A fast-growing, attractively-shaped tree distinguished by its small pale-green leaves with bright venation and a slight blue-grey color distinction from ‘Vegeta’. The leaf shape is typically elliptic, with a short acuminate apex. The leaves are sparsely arranged and fall significantly later than those of 'Vegeta'.
Although resistant to the original strain of Dutch elm disease, Ophiostoma ulmi and a range of other ailments, 'Commelin' proved very susceptible to the later, aggressive strain Ophiostoma novo-ulmi subsp. americana.
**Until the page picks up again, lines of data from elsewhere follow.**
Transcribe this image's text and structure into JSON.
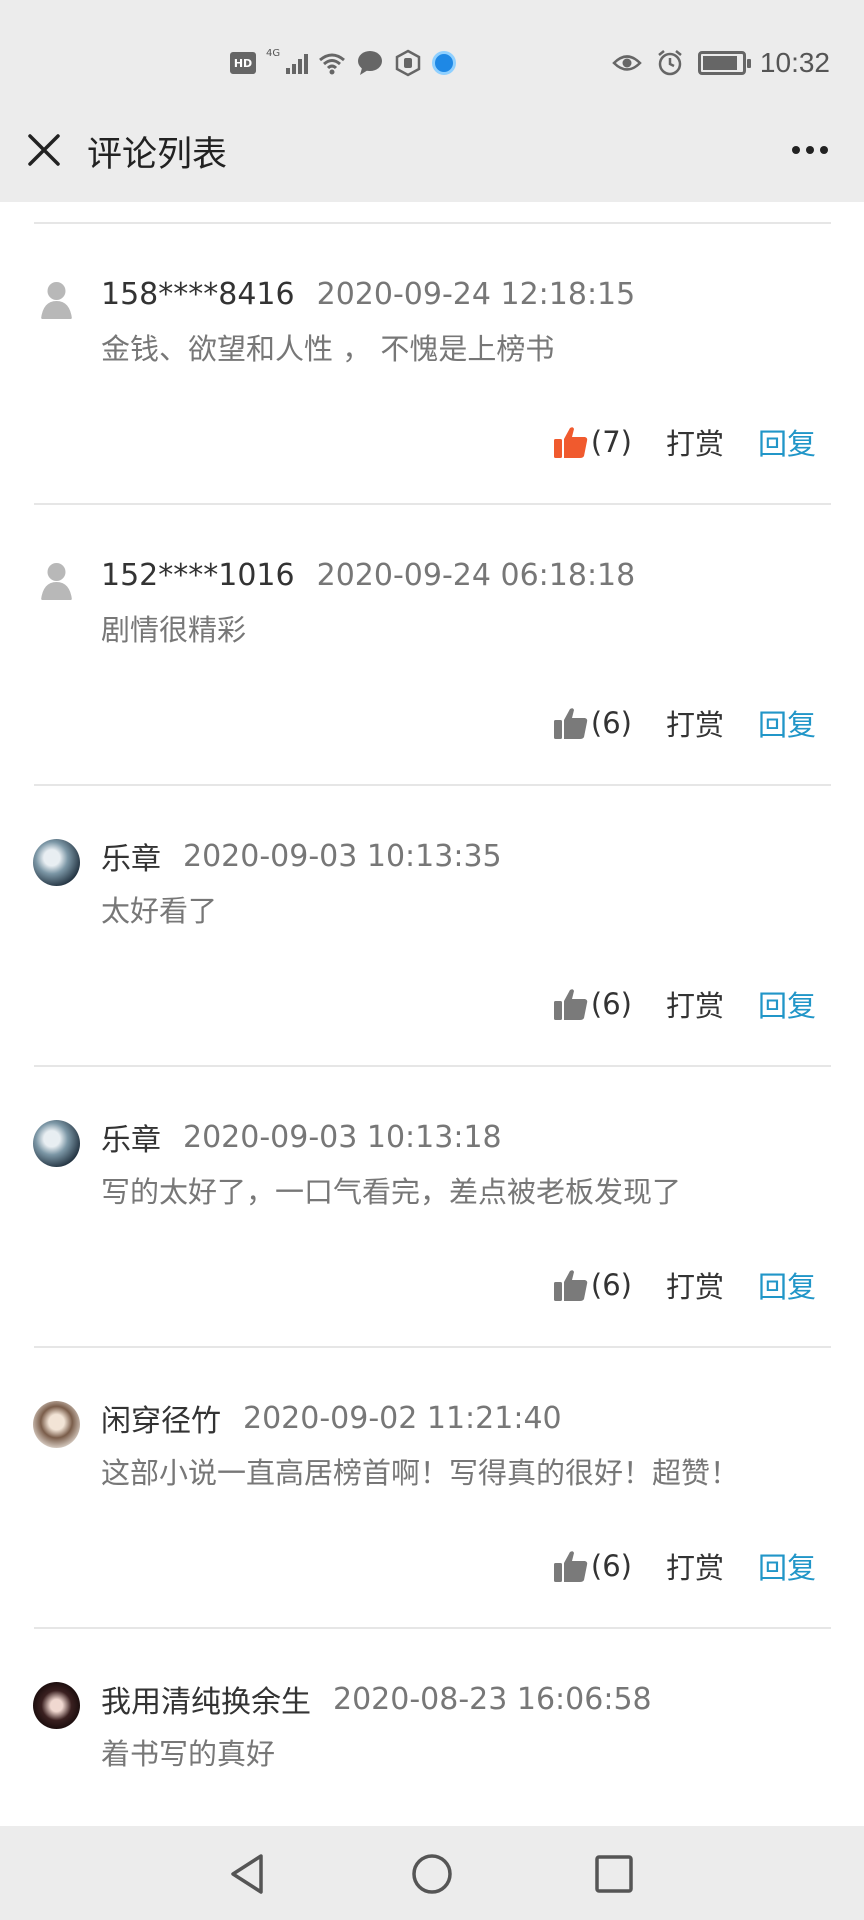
{
  "status_bar": {
    "hd": "HD",
    "network": "4G",
    "time": "10:32"
  },
  "header": {
    "title": "评论列表"
  },
  "comments": [
    {
      "avatar": "default-user-icon",
      "username": "158****8416",
      "time": "2020-09-24 12:18:15",
      "text": "金钱、欲望和人性 ， 不愧是上榜书",
      "likes": "(7)",
      "liked": true,
      "reward": "打赏",
      "reply": "回复"
    },
    {
      "avatar": "default-user-icon",
      "username": "152****1016",
      "time": "2020-09-24 06:18:18",
      "text": "剧情很精彩",
      "likes": "(6)",
      "liked": false,
      "reward": "打赏",
      "reply": "回复"
    },
    {
      "avatar": "photo",
      "username": "乐章",
      "time": "2020-09-03 10:13:35",
      "text": "太好看了",
      "likes": "(6)",
      "liked": false,
      "reward": "打赏",
      "reply": "回复"
    },
    {
      "avatar": "photo",
      "username": "乐章",
      "time": "2020-09-03 10:13:18",
      "text": "写的太好了，一口气看完，差点被老板发现了",
      "likes": "(6)",
      "liked": false,
      "reward": "打赏",
      "reply": "回复"
    },
    {
      "avatar": "photo",
      "username": "闲穿径竹",
      "time": "2020-09-02 11:21:40",
      "text": "这部小说一直高居榜首啊！写得真的很好！超赞！",
      "likes": "(6)",
      "liked": false,
      "reward": "打赏",
      "reply": "回复"
    },
    {
      "avatar": "photo",
      "username": "我用清纯换余生",
      "time": "2020-08-23 16:06:58",
      "text": "着书写的真好"
    }
  ],
  "colors": {
    "liked": "#f05a2e",
    "unliked": "#7a7a7a",
    "reply": "#2196c8",
    "bar_bg": "#ececec"
  }
}
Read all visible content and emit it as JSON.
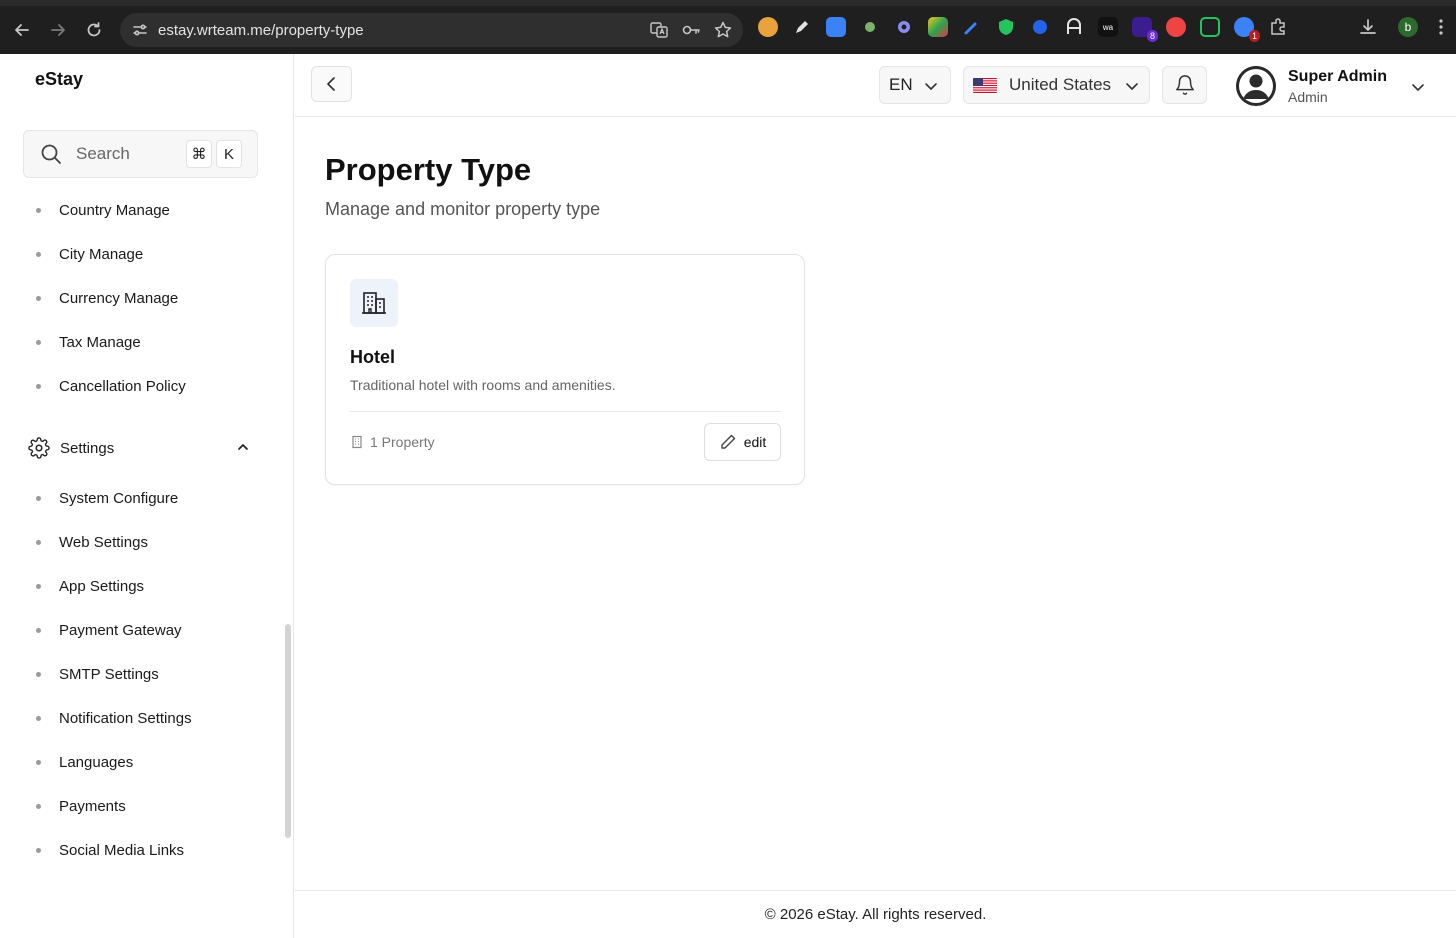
{
  "browser": {
    "url": "estay.wrteam.me/property-type",
    "profile_initial": "b",
    "ext_badge_1": "8",
    "ext_badge_2": "1"
  },
  "sidebar": {
    "brand": "eStay",
    "search": {
      "placeholder": "Search",
      "shortcut_mod": "⌘",
      "shortcut_key": "K"
    },
    "items_top": [
      {
        "label": "Country Manage"
      },
      {
        "label": "City Manage"
      },
      {
        "label": "Currency Manage"
      },
      {
        "label": "Tax Manage"
      },
      {
        "label": "Cancellation Policy"
      }
    ],
    "settings_group": {
      "label": "Settings",
      "expanded": true
    },
    "settings_items": [
      {
        "label": "System Configure"
      },
      {
        "label": "Web Settings"
      },
      {
        "label": "App Settings"
      },
      {
        "label": "Payment Gateway"
      },
      {
        "label": "SMTP Settings"
      },
      {
        "label": "Notification Settings"
      },
      {
        "label": "Languages"
      },
      {
        "label": "Payments"
      },
      {
        "label": "Social Media Links"
      }
    ]
  },
  "header": {
    "language": "EN",
    "country": "United States",
    "user": {
      "name": "Super Admin",
      "role": "Admin"
    }
  },
  "main": {
    "title": "Property Type",
    "subtitle": "Manage and monitor property type",
    "cards": [
      {
        "icon": "building-icon",
        "title": "Hotel",
        "description": "Traditional hotel with rooms and amenities.",
        "meta": "1 Property",
        "action_label": "edit"
      }
    ]
  },
  "footer": {
    "text": "© 2026 eStay. All rights reserved."
  },
  "colors": {
    "card_icon_bg": "#eef2fb",
    "chrome_bg": "#1f1f1f",
    "border": "#e6e6e6"
  }
}
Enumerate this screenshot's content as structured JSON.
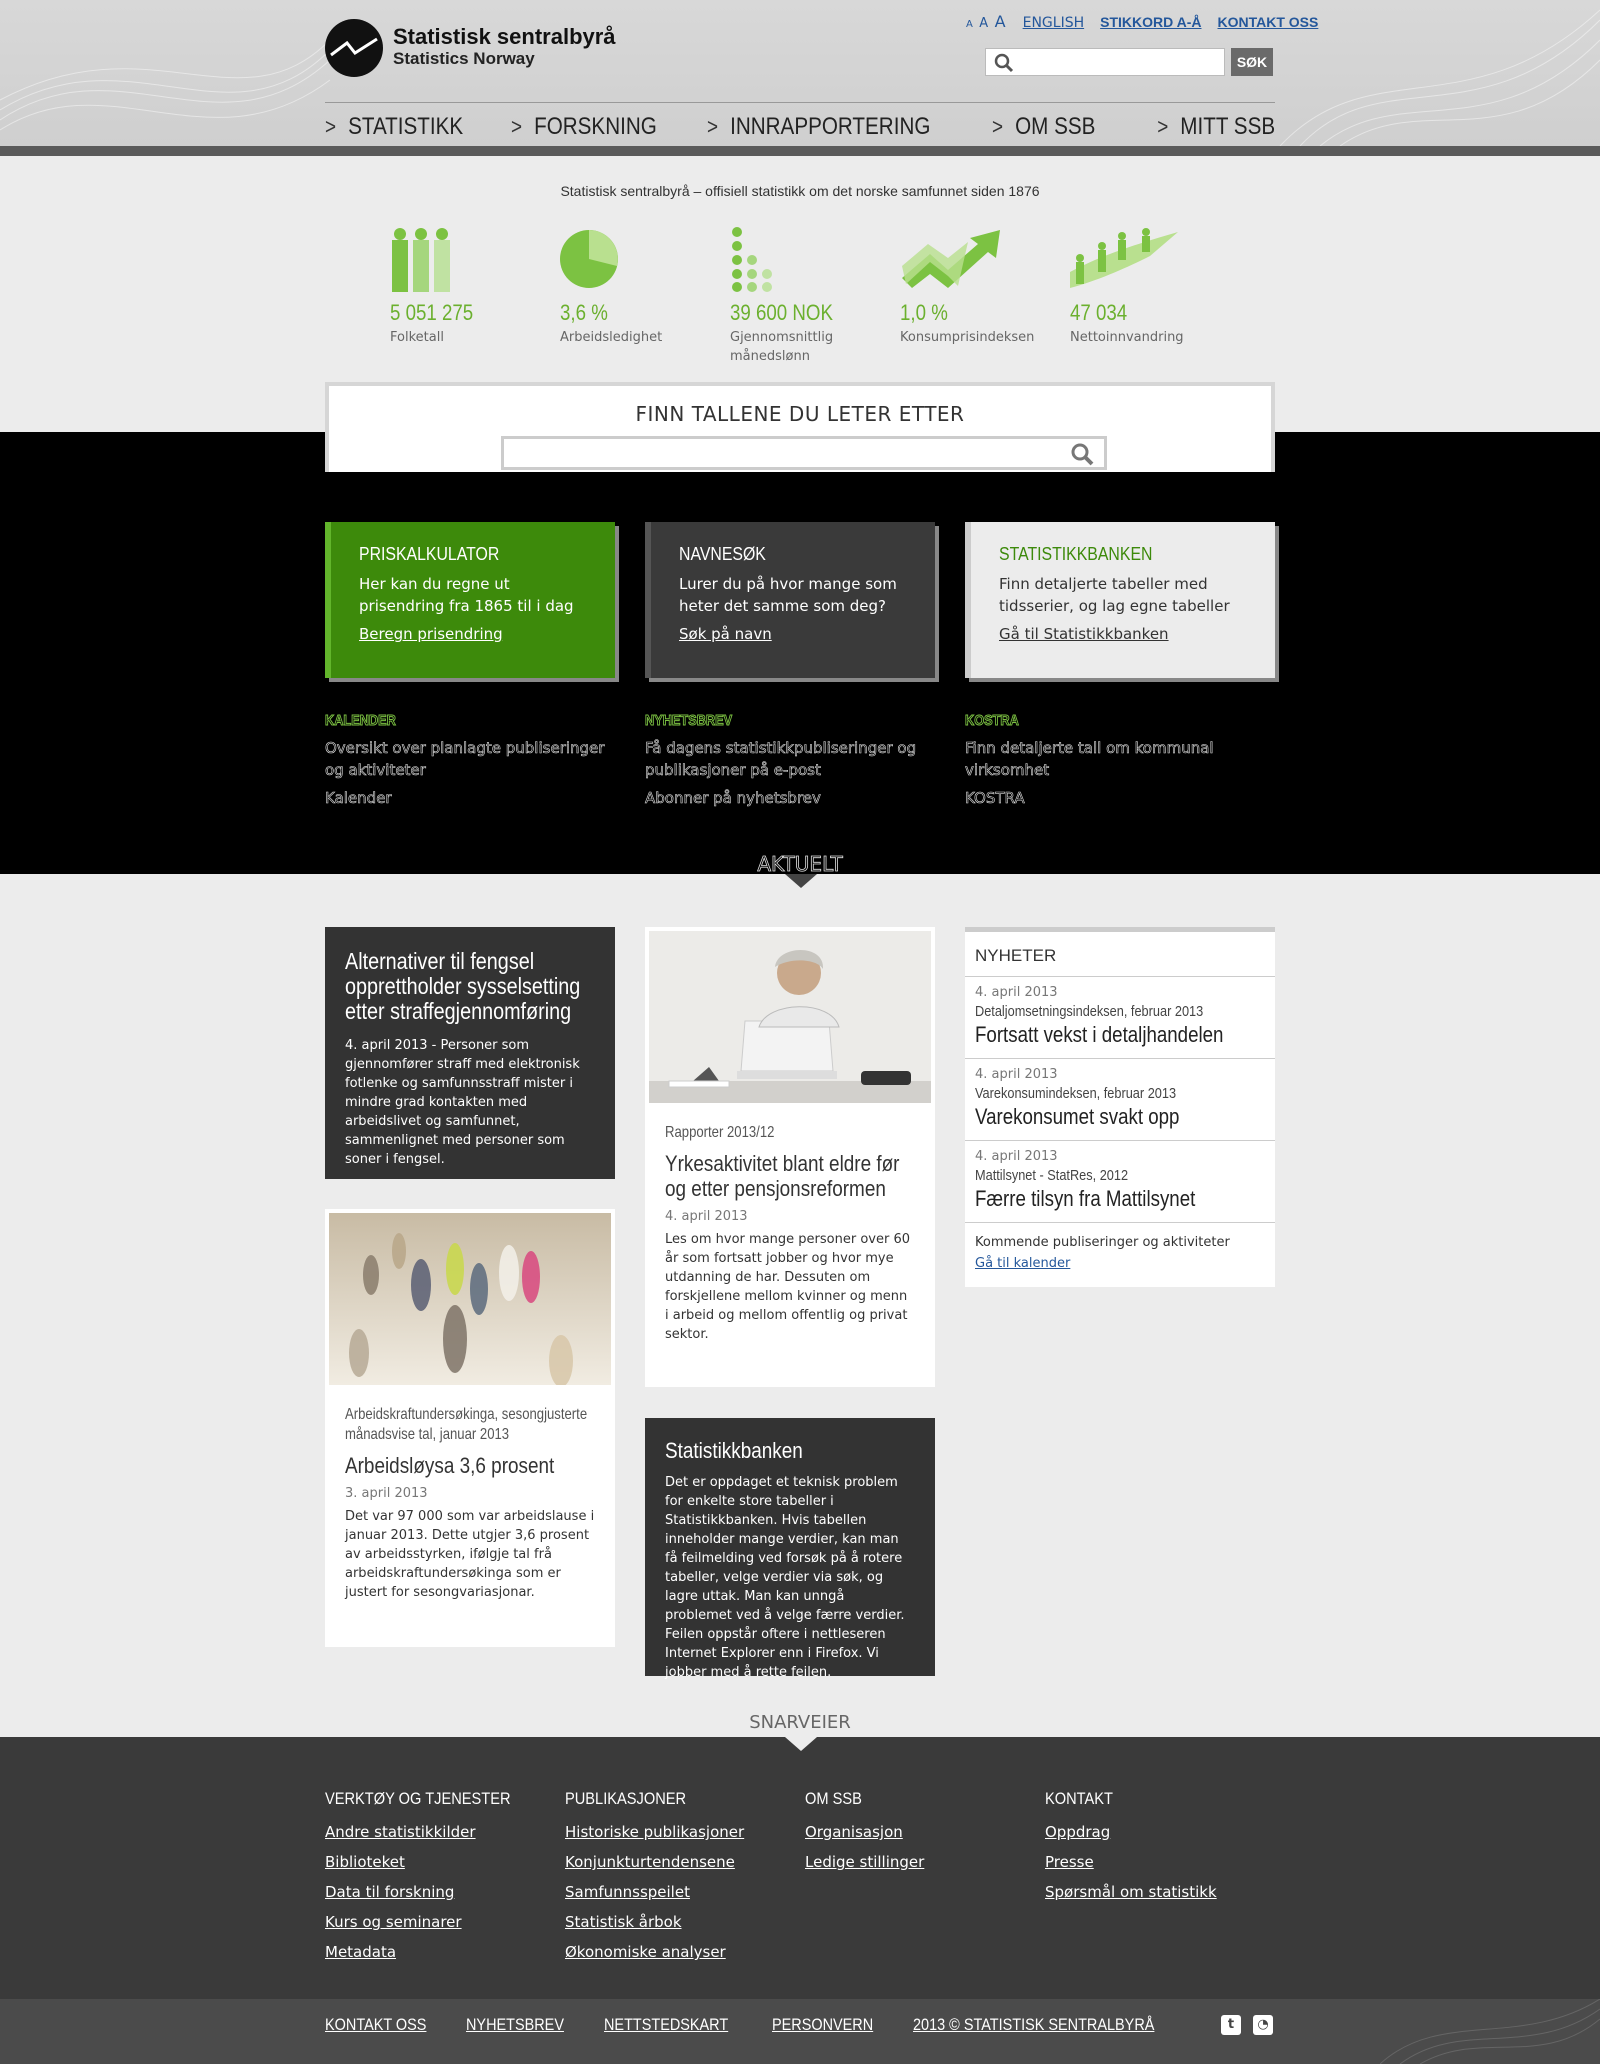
{
  "header": {
    "logo_line1": "Statistisk sentralbyrå",
    "logo_line2": "Statistics Norway",
    "font_sizes": [
      "A",
      "A",
      "A"
    ],
    "english": "ENGLISH",
    "stikkord": "STIKKORD A-Å",
    "kontakt": "KONTAKT OSS",
    "search_placeholder": "",
    "search_button": "SØK",
    "nav": [
      "STATISTIKK",
      "FORSKNING",
      "INNRAPPORTERING",
      "OM SSB",
      "MITT SSB"
    ]
  },
  "tagline": "Statistisk sentralbyrå – offisiell statistikk om det norske samfunnet siden 1876",
  "stats": [
    {
      "value": "5 051 275",
      "label": "Folketall",
      "icon": "people-icon"
    },
    {
      "value": "3,6 %",
      "label": "Arbeidsledighet",
      "icon": "pie-icon"
    },
    {
      "value": "39 600 NOK",
      "label": "Gjennomsnittlig månedslønn",
      "icon": "coins-icon"
    },
    {
      "value": "1,0 %",
      "label": "Konsumprisindeksen",
      "icon": "trend-arrow-icon"
    },
    {
      "value": "47 034",
      "label": "Nettoinnvandring",
      "icon": "migration-icon"
    }
  ],
  "finn": {
    "title": "FINN TALLENE DU LETER ETTER",
    "placeholder": ""
  },
  "tiles": [
    {
      "title": "PRISKALKULATOR",
      "text": "Her kan du regne ut prisendring fra 1865 til i dag",
      "link": "Beregn prisendring"
    },
    {
      "title": "NAVNESØK",
      "text": "Lurer du på hvor mange som heter det samme som deg?",
      "link": "Søk på navn"
    },
    {
      "title": "STATISTIKKBANKEN",
      "text": "Finn detaljerte tabeller med tidsserier, og lag egne tabeller",
      "link": "Gå til Statistikkbanken"
    }
  ],
  "minis": [
    {
      "title": "KALENDER",
      "text": "Oversikt over planlagte publiseringer og aktiviteter",
      "link": "Kalender"
    },
    {
      "title": "NYHETSBREV",
      "text": "Få dagens statistikkpubliseringer og publikasjoner på e-post",
      "link": "Abonner på nyhetsbrev"
    },
    {
      "title": "KOSTRA",
      "text": "Finn detaljerte tall om kommunal virksomhet",
      "link": "KOSTRA"
    }
  ],
  "aktuelt": "AKTUELT",
  "articles": {
    "a1": {
      "title": "Alternativer til fengsel opprettholder sysselsetting etter straffegjennomføring",
      "text": "4. april 2013 - Personer som gjennomfører straff med elektronisk fotlenke og samfunnsstraff mister i mindre grad kontakten med arbeidslivet og samfunnet, sammenlignet med personer som soner i fengsel."
    },
    "a2": {
      "kicker": "Arbeidskraftundersøkinga, sesongjusterte månadsvise tal, januar 2013",
      "title": "Arbeidsløysa 3,6 prosent",
      "date": "3. april 2013",
      "text": "Det var 97 000 som var arbeidslause i januar 2013. Dette utgjer 3,6 prosent av arbeidsstyrken, ifølgje tal frå arbeidskraftundersøkinga som er justert for sesongvariasjonar."
    },
    "a3": {
      "kicker": "Rapporter 2013/12",
      "title": "Yrkesaktivitet blant eldre før og etter pensjonsreformen",
      "date": "4. april 2013",
      "text": "Les om hvor mange personer over 60 år som fortsatt jobber og hvor mye utdanning de har. Dessuten om forskjellene mellom kvinner og menn i arbeid og mellom offentlig og privat sektor."
    },
    "a4": {
      "title": "Statistikkbanken",
      "text": "Det er oppdaget et teknisk problem for enkelte store tabeller i Statistikkbanken. Hvis tabellen inneholder mange verdier, kan man få feilmelding ved forsøk på å rotere tabeller, velge verdier via søk, og lagre uttak. Man kan unngå problemet ved å velge færre verdier. Feilen oppstår oftere i nettleseren Internet Explorer enn i Firefox. Vi jobber med å rette feilen."
    }
  },
  "news": {
    "title": "NYHETER",
    "items": [
      {
        "date": "4. april 2013",
        "kicker": "Detaljomsetningsindeksen, februar 2013",
        "title": "Fortsatt vekst i detaljhandelen"
      },
      {
        "date": "4. april 2013",
        "kicker": "Varekonsumindeksen, februar 2013",
        "title": "Varekonsumet svakt opp"
      },
      {
        "date": "4. april 2013",
        "kicker": "Mattilsynet - StatRes, 2012",
        "title": "Færre tilsyn fra Mattilsynet"
      }
    ],
    "footer_text": "Kommende publiseringer og aktiviteter",
    "footer_link": "Gå til kalender"
  },
  "snarveier": "SNARVEIER",
  "footer": {
    "columns": [
      {
        "title": "VERKTØY OG TJENESTER",
        "links": [
          "Andre statistikkilder",
          "Biblioteket",
          "Data til forskning",
          "Kurs og seminarer",
          "Metadata"
        ]
      },
      {
        "title": "PUBLIKASJONER",
        "links": [
          "Historiske publikasjoner",
          "Konjunkturtendensene",
          "Samfunnsspeilet",
          "Statistisk årbok",
          "Økonomiske analyser"
        ]
      },
      {
        "title": "OM SSB",
        "links": [
          "Organisasjon",
          "Ledige stillinger"
        ]
      },
      {
        "title": "KONTAKT",
        "links": [
          "Oppdrag",
          "Presse",
          "Spørsmål om statistikk"
        ]
      }
    ],
    "bottom": [
      "KONTAKT OSS",
      "NYHETSBREV",
      "NETTSTEDSKART",
      "PERSONVERN",
      "2013 © STATISTISK SENTRALBYRÅ"
    ]
  },
  "colors": {
    "green": "#6bb02e",
    "dark_green": "#3d8a0b",
    "dark": "#3a3a3a",
    "link": "#24579b"
  }
}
'Commelin' initially enjoyed considerable commercial success and over 500,000 had been sold by 1974. However, the tree had only been screened for non-aggressive or semi-aggressive isolates of the causal fungus of Dutch elm disease. When its low resistance to the new strain of the disease became apparent, sales plummeted, and only 500 were sold in 1990. However, neither 'Commelin' nor its slightly less vulnerable contemporary 'Groeneveld' had sold in great numbers beyond the Netherlands, although it was later used in hybridization experiments in the United States as female parent of several cultivars.
The cultivar is named for Jan Commelin, a Dutch botanist of the 17th century.